The working alliance is the collaboration between client and therapist on the tasks and goals of therapy, and it also includes the emotional bond. The alliance is the most researched concept in psychotherapy, and it is reliably related to good client outcomes. However, the alliance has been rarely studied in the context of videoconferencing psychotherapy (VCP). Delivering psychotherapy remotely was already gaining popularity prior to COVID-19 because of its potential to improve access to mental health care especially for people who live in remote areas. Some argue that face to face therapy might result in a higher therapeutic alliance because of the rich interpersonal cues, like eye contact and body posture that may facilitate collaboration and the bond. There is emerging evidence that VCP can be effective and that it may have comparable outcomes to face-to-face therapy. But what about the working alliance – does it develop in VCP similarly to face to face therapy? In this meta-analysis, Norwood and colleagues conducted a systematic review of the existing research on the working alliance in VCP. They found only 4 direct comparison randomized controlled studies on the topic, and on average VCP resulted in a lower working alliance compared to face to face therapy, but the difference was not statistically significant (n = 4; SMD = -0.30; 95% CI: -0.67, 0.07; p = 0.11). People who received treatment via VCP had similar levels of symptom reduction compared to those who received face to face therapy (n = 4; SMD = −0.03; 95% CI [−0.45, 0.40], p = 0.90).

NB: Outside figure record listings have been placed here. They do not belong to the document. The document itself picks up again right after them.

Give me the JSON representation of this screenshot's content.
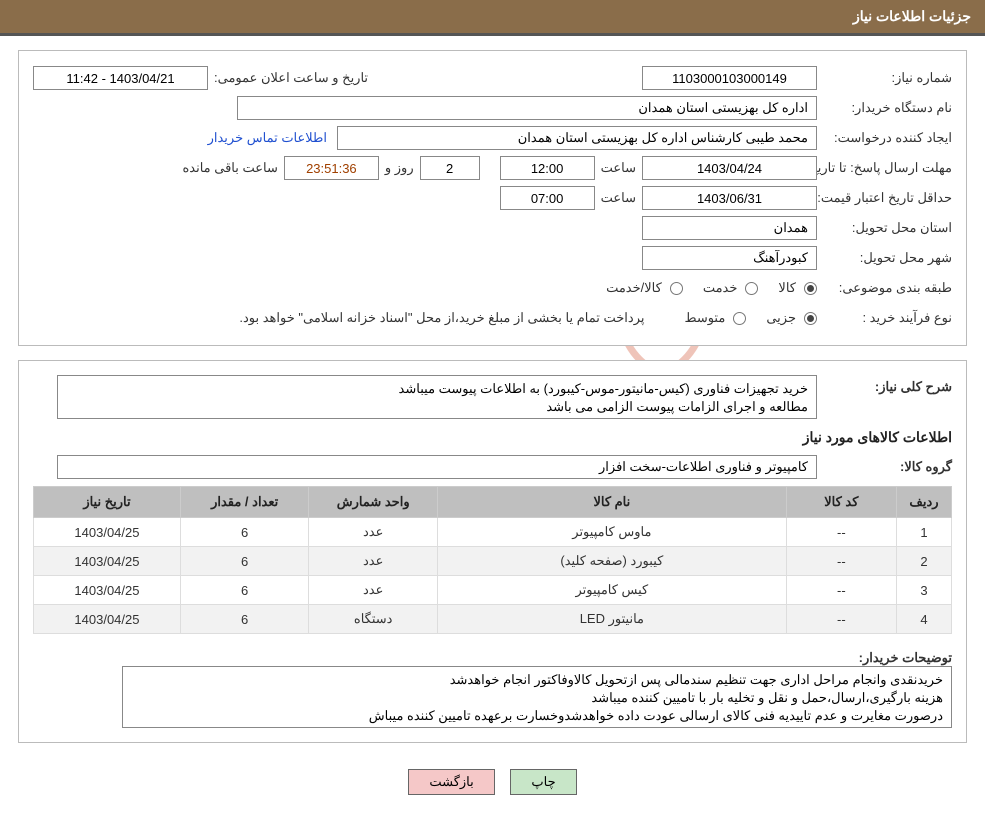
{
  "header": {
    "title": "جزئیات اطلاعات نیاز"
  },
  "fields": {
    "need_no_label": "شماره نیاز:",
    "need_no": "1103000103000149",
    "announce_label": "تاریخ و ساعت اعلان عمومی:",
    "announce_value": "1403/04/21 - 11:42",
    "buyer_org_label": "نام دستگاه خریدار:",
    "buyer_org": "اداره کل بهزیستی استان همدان",
    "requester_label": "ایجاد کننده درخواست:",
    "requester": "محمد طیبی کارشناس اداره کل بهزیستی استان همدان",
    "contact_link": "اطلاعات تماس خریدار",
    "deadline_label": "مهلت ارسال پاسخ:",
    "to_date_label": "تا تاریخ:",
    "deadline_date": "1403/04/24",
    "time_label": "ساعت",
    "deadline_time": "12:00",
    "days_remaining": "2",
    "days_and_label": "روز و",
    "timer": "23:51:36",
    "remaining_label": "ساعت باقی مانده",
    "min_validity_label": "حداقل تاریخ اعتبار قیمت:",
    "min_validity_date": "1403/06/31",
    "min_validity_time": "07:00",
    "province_label": "استان محل تحویل:",
    "province": "همدان",
    "city_label": "شهر محل تحویل:",
    "city": "کبودرآهنگ",
    "category_label": "طبقه بندی موضوعی:",
    "cat_goods": "کالا",
    "cat_service": "خدمت",
    "cat_goods_service": "کالا/خدمت",
    "purchase_type_label": "نوع فرآیند خرید :",
    "pt_partial": "جزیی",
    "pt_medium": "متوسط",
    "purchase_note": "پرداخت تمام یا بخشی از مبلغ خرید،از محل \"اسناد خزانه اسلامی\" خواهد بود."
  },
  "description": {
    "need_desc_label": "شرح کلی نیاز:",
    "need_desc": "خرید تجهیزات فناوری (کیس-مانیتور-موس-کیبورد) به اطلاعات پیوست میباشد\nمطالعه و اجرای الزامات پیوست الزامی می باشد",
    "items_title": "اطلاعات کالاهای مورد نیاز",
    "group_label": "گروه کالا:",
    "group_value": "کامپیوتر و فناوری اطلاعات-سخت افزار"
  },
  "table": {
    "columns": [
      "ردیف",
      "کد کالا",
      "نام کالا",
      "واحد شمارش",
      "تعداد / مقدار",
      "تاریخ نیاز"
    ],
    "col_widths": [
      "6%",
      "12%",
      "38%",
      "14%",
      "14%",
      "16%"
    ],
    "rows": [
      [
        "1",
        "--",
        "ماوس کامپیوتر",
        "عدد",
        "6",
        "1403/04/25"
      ],
      [
        "2",
        "--",
        "کیبورد (صفحه کلید)",
        "عدد",
        "6",
        "1403/04/25"
      ],
      [
        "3",
        "--",
        "کیس کامپیوتر",
        "عدد",
        "6",
        "1403/04/25"
      ],
      [
        "4",
        "--",
        "مانیتور LED",
        "دستگاه",
        "6",
        "1403/04/25"
      ]
    ]
  },
  "buyer_notes": {
    "label": "توضیحات خریدار:",
    "text": "خریدنقدی وانجام مراحل اداری جهت تنظیم سندمالی پس ازتحویل کالاوفاکتور انجام خواهدشد\nهزینه بارگیری،ارسال،حمل و نقل و تخلیه بار با تامیین کننده میباشد\nدرصورت مغایرت و عدم تاییدیه فنی کالای ارسالی عودت داده خواهدشدوخسارت برعهده تامیین کننده میباش"
  },
  "buttons": {
    "print": "چاپ",
    "back": "بازگشت"
  },
  "watermark": {
    "text_pre": "Aria",
    "text_hi": "Tender",
    "text_post": ".net",
    "shield_color": "#d45a3a"
  },
  "colors": {
    "header_bg": "#8a6d4a",
    "table_header_bg": "#bfbfbf",
    "link": "#2050d0",
    "timer": "#a04000",
    "btn_green": "#c8e6c8",
    "btn_red": "#f5c8c8"
  }
}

With only four direct comparison randomized trials to draw from, the results of this meta-analysis remained ambiguous with regard to the therapeutic alliance. Although the difference between VCP and face to face therapy was not statistically significant, it was not ignorable – an effect size of SMD = -0.30 suggests a small advantage for face to face therapy when it comes to the alliance. However, symptom outcomes were comparable between face to face and VCP. The results suggest that therapists who use VCP during a pandemic, must pay particular attention to developing and maintaining a therapeutic alliance by collaboratively agreeing on goals and tasks of therapy, and by focusing on establishing an affective bond with patients despite the limited nonverbal cues available with online psychotherapy.